Die Kapelle Maria Einsiedeln in Schönenwegen hiess im Volksmund
«Jakobskapelle». Ihr Stifter liess am Äussern der um 1680 erbauten Kapelle
eine Darstellung Christi mit der Samariterin am Jakobsbrunnen anbringen.
Oberhalb des Heiligtums steht ein hölzerner «Tröckneturm», ein Überbleibsel
aus der frühen Textilindustrie. Die Chräzerenstrasse in Bruggen führt
hinunter zum Zollhäuschen (1811) und über die Chräzerenbrücke. Von deren
nördlichem Geländer aus ist das äbtische Zollhaus mit Mansarddach am
linken Flussufer zu sehen.
Nach Überquerung der Sitter wandert man durch das schöne Naturschutzgebiet
des Gübsensees mit dem Schlösschen Sturzenegg. Etwa 100 m
nach dem Abschlussdamm liegt der Wanderweg auf dem bis 1913 benutzten
Trassee der Appenzellerbahn Herisau–Winkeln. Das Restaurant «Alter Zoll»

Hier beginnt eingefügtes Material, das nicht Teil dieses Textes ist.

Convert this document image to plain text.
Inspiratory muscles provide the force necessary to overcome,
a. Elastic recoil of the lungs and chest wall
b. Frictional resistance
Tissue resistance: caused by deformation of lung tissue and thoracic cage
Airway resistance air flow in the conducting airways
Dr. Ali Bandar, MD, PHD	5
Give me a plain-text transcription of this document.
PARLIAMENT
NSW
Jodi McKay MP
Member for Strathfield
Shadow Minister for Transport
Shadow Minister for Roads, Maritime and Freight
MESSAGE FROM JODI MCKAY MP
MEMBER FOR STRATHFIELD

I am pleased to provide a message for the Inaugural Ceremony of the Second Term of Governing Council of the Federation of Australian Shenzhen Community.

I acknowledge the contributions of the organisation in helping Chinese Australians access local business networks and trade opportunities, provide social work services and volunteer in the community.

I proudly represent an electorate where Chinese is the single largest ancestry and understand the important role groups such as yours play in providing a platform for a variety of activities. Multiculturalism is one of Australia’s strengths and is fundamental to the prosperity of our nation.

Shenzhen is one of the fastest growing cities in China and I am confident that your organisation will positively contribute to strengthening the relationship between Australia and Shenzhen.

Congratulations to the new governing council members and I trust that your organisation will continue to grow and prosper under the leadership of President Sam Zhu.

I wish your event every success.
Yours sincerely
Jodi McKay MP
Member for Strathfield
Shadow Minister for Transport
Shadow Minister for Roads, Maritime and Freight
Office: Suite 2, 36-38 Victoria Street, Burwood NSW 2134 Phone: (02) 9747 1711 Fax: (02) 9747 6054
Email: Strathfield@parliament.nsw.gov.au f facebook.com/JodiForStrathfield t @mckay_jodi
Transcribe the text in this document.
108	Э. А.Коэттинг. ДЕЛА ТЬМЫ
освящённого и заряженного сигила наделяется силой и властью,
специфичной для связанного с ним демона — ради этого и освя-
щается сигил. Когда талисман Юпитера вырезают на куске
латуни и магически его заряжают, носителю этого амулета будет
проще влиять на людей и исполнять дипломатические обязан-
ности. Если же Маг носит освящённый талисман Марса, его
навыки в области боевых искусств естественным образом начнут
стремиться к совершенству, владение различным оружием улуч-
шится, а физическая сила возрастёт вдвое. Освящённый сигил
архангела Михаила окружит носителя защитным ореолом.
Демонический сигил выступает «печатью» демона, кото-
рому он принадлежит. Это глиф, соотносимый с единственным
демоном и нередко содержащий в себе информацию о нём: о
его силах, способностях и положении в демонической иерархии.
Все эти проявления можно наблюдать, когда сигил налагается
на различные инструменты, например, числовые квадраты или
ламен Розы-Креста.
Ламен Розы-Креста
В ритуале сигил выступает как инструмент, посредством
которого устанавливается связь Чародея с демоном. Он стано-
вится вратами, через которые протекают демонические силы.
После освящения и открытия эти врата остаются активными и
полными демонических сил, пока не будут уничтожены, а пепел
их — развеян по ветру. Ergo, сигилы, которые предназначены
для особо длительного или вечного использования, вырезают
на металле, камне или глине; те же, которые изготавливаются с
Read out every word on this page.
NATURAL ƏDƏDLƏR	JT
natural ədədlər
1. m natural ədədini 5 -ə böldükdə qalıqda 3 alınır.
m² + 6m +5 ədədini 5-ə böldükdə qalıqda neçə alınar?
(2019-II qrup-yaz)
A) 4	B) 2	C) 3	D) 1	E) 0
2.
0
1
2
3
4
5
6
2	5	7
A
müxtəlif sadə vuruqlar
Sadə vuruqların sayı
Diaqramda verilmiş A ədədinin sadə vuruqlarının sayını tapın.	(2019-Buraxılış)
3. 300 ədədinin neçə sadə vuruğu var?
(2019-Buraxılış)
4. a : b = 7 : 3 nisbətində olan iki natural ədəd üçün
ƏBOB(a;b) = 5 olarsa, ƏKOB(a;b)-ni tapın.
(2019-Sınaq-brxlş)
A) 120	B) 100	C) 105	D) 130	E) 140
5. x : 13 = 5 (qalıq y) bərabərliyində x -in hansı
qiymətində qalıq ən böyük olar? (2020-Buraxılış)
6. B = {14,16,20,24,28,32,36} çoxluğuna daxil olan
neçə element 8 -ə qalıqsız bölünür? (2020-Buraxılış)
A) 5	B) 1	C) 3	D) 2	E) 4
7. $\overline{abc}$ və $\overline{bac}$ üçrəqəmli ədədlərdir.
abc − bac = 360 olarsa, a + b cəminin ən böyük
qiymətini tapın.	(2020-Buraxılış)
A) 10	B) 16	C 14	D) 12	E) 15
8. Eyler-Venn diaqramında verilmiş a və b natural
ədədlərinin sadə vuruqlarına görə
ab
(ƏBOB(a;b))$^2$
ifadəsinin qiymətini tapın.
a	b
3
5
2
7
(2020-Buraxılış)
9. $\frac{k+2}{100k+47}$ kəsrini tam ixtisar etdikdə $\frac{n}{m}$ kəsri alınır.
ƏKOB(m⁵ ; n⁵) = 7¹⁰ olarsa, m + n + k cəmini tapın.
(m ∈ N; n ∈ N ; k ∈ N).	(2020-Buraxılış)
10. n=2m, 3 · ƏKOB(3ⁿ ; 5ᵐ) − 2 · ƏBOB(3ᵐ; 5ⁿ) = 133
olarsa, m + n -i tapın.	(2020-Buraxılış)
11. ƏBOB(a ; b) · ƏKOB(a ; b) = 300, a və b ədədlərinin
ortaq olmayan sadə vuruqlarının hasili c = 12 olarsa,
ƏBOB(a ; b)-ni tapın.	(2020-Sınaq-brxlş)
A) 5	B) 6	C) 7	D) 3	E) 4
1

zu Beginn der Hauptstrasse ist die ehemalige ausserrhodische Zollstätte. Es
erinnert an die überschrittene Kantonsgrenze. Nach der Bahnüberführung
wandert man auf dem «Schlampiweg», auf dem wohl einst die schwer beladenen
Saumtiere «schlampig» (kraftlos) wurden.
Entlang des Friedhofs und seiner Kapelle (1917) passiert man die ehemalige
Zoll- und Sammelstation für Söldner (heute Gasthaus «Adler»). Der
kurze Aufstieg führt in die Stadtmitte von Herisau.